Hoger onderwijs ‘fors op achterstand’

Nieuws | de redactie
2 september 2008 | Het hoger onderwijs blijft –vergeleken bij het onderzoek- ver achter in feitelijke mondiale oriëntatie. “De markt is verbrokkeld en ondoorzichtig,” terwijl toch “alles van kwaliteit in ons métier internationaal is.” Erasmus UR-voorzitter Jan Willem Oosterwijk haalde hard uit naar de eigen sector en het overheidsbeleid rond internationalisering.

“OCW laat helaas nog op zich wachten,” zei hij droogjes. Ook de door Plasterk opgelegde Balkenende-norm is voor een “internationale top-faculty” onzinnig, zo gaf hij aan, met de ontvanger van dat norminkomen als eregast onder zijn gehoor.

De wereldwijde markt van uitnemende kenniswerkers “laat zich niet gelegen liggen” aan zoiets. “Dat is ook voor weinig discussie vatbaar.” Dit noemde Oosterwijker een voorbeeld  hoe “de publieke voorwaarden waaronder ons bestel moet functioneren ons fors op achterstand plaatsen in de ‘war for talent’ die gedomineerd wordt door privaat gefinancierde instellingen in de Angelsaksische landen.”

“Wij hebben nu eenmaal een ander business model.

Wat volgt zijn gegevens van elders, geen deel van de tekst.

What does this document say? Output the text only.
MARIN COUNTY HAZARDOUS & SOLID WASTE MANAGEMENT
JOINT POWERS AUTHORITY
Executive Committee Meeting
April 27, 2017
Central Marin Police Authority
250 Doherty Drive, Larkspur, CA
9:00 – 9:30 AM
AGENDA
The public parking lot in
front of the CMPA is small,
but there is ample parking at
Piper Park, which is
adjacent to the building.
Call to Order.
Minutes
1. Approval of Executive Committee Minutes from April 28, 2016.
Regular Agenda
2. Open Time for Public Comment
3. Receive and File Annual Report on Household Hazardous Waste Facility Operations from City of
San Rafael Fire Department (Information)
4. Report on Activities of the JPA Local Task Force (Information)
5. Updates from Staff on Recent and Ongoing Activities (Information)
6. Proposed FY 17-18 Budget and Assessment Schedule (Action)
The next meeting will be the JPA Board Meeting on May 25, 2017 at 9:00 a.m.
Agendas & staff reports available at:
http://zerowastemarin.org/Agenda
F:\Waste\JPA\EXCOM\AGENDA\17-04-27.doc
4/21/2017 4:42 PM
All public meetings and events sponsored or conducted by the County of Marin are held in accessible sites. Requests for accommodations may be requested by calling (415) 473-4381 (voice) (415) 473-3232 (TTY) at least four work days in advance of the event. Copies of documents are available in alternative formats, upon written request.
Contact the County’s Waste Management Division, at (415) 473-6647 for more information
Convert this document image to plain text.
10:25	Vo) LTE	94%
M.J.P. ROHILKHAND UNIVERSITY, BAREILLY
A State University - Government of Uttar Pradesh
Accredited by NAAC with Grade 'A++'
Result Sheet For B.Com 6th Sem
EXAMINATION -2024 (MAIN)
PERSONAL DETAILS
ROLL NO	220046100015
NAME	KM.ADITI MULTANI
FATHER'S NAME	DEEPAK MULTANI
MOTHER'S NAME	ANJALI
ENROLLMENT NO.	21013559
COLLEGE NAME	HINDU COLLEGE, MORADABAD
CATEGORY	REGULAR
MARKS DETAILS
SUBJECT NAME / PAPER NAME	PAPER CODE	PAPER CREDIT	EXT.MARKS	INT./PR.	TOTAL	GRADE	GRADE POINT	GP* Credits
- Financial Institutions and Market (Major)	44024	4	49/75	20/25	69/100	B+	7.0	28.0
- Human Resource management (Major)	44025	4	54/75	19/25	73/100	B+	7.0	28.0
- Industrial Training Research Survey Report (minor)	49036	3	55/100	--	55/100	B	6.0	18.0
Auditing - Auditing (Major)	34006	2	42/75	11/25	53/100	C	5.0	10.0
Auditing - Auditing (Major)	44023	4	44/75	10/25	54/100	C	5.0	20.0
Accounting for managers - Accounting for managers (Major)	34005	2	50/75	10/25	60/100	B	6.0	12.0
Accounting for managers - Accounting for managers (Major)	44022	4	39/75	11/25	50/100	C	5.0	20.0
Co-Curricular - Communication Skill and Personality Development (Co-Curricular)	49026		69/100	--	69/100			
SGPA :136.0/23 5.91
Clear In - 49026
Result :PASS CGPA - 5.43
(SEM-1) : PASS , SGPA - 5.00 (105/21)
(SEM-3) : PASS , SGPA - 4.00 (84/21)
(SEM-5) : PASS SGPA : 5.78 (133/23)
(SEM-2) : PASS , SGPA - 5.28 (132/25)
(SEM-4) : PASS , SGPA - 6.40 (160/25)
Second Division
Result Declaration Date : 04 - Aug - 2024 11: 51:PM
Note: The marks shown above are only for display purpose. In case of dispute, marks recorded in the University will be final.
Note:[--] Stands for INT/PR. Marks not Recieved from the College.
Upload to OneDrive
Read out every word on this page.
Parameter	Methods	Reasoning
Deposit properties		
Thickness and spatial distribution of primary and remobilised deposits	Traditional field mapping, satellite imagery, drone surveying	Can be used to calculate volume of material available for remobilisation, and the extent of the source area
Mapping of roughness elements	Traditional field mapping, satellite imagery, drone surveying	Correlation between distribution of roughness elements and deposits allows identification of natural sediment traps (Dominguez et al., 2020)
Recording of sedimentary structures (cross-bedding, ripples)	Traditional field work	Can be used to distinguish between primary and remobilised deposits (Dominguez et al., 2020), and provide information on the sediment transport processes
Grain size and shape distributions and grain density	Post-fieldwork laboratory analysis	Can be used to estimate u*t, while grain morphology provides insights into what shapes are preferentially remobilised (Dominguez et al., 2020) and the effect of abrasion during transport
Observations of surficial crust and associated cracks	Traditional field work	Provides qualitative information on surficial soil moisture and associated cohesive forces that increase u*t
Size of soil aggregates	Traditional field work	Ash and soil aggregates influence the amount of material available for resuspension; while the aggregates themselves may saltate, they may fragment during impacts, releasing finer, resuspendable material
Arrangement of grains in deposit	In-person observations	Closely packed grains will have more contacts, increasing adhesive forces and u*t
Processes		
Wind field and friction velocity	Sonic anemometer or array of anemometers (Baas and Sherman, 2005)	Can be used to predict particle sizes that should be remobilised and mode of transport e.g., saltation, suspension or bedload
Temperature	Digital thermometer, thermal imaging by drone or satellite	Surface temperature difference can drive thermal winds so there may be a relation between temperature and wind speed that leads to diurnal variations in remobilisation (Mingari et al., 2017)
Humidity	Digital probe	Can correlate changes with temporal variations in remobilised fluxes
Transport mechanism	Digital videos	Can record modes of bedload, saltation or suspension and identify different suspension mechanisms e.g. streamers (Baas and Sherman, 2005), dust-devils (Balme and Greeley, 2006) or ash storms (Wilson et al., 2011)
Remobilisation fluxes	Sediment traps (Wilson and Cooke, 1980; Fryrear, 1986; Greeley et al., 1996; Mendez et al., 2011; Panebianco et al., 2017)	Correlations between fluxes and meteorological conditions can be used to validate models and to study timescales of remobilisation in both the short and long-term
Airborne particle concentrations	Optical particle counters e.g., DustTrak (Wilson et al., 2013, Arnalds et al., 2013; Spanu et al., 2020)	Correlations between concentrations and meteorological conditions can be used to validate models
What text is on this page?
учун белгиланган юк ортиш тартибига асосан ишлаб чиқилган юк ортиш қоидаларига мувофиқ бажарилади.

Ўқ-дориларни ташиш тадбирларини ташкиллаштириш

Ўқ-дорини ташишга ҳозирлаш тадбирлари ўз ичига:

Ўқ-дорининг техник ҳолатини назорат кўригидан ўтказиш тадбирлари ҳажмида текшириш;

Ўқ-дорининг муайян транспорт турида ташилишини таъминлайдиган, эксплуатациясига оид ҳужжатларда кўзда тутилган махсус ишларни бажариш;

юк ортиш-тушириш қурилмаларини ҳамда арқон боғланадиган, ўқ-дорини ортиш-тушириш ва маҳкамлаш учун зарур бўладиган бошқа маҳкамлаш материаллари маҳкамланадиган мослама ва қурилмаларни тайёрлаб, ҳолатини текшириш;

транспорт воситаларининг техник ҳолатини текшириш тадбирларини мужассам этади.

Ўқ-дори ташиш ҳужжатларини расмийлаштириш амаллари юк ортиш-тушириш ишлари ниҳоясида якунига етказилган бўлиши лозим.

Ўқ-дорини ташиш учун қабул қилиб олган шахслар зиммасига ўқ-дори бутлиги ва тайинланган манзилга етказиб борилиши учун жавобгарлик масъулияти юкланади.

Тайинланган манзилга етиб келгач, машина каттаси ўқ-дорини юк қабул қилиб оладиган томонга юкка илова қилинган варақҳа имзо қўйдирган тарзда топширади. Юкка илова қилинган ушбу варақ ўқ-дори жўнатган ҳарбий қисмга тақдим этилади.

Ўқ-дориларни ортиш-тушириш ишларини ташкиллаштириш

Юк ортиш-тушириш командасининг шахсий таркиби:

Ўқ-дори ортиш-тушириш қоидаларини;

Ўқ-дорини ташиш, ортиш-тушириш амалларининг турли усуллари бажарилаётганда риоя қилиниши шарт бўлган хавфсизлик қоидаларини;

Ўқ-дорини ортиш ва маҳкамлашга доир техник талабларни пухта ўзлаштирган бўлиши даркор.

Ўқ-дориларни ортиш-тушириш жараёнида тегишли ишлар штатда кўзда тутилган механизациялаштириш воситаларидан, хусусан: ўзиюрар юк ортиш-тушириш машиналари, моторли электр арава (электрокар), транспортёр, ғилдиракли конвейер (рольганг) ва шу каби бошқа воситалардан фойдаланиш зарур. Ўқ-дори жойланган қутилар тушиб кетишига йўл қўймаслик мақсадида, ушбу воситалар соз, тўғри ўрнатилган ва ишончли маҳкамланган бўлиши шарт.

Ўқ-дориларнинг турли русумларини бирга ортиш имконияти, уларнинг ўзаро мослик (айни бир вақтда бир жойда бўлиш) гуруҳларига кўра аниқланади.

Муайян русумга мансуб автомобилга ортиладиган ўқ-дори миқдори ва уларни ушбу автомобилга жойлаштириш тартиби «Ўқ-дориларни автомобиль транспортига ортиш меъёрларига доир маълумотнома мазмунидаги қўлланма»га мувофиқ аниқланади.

Je kunt niet verwachten dat een systeem dat voorziet in gemiddeld één docent op 23 studenten het kan opnemen tegen systemen met een verhouding van één op tien (in de VS). Alle waar is naar zijn geld, ook al leveren we voor ons geld heel behoorlijke waar. Wel pleit ik ervoor om ruim baan te geven in het hoger onderwijs aan alle vormen van publiek-private samenwerking die ons de mogelijkheid geeft om een kwaliteitsniveau te bieden dat uitgaat boven de publieke randvoorwaarden.”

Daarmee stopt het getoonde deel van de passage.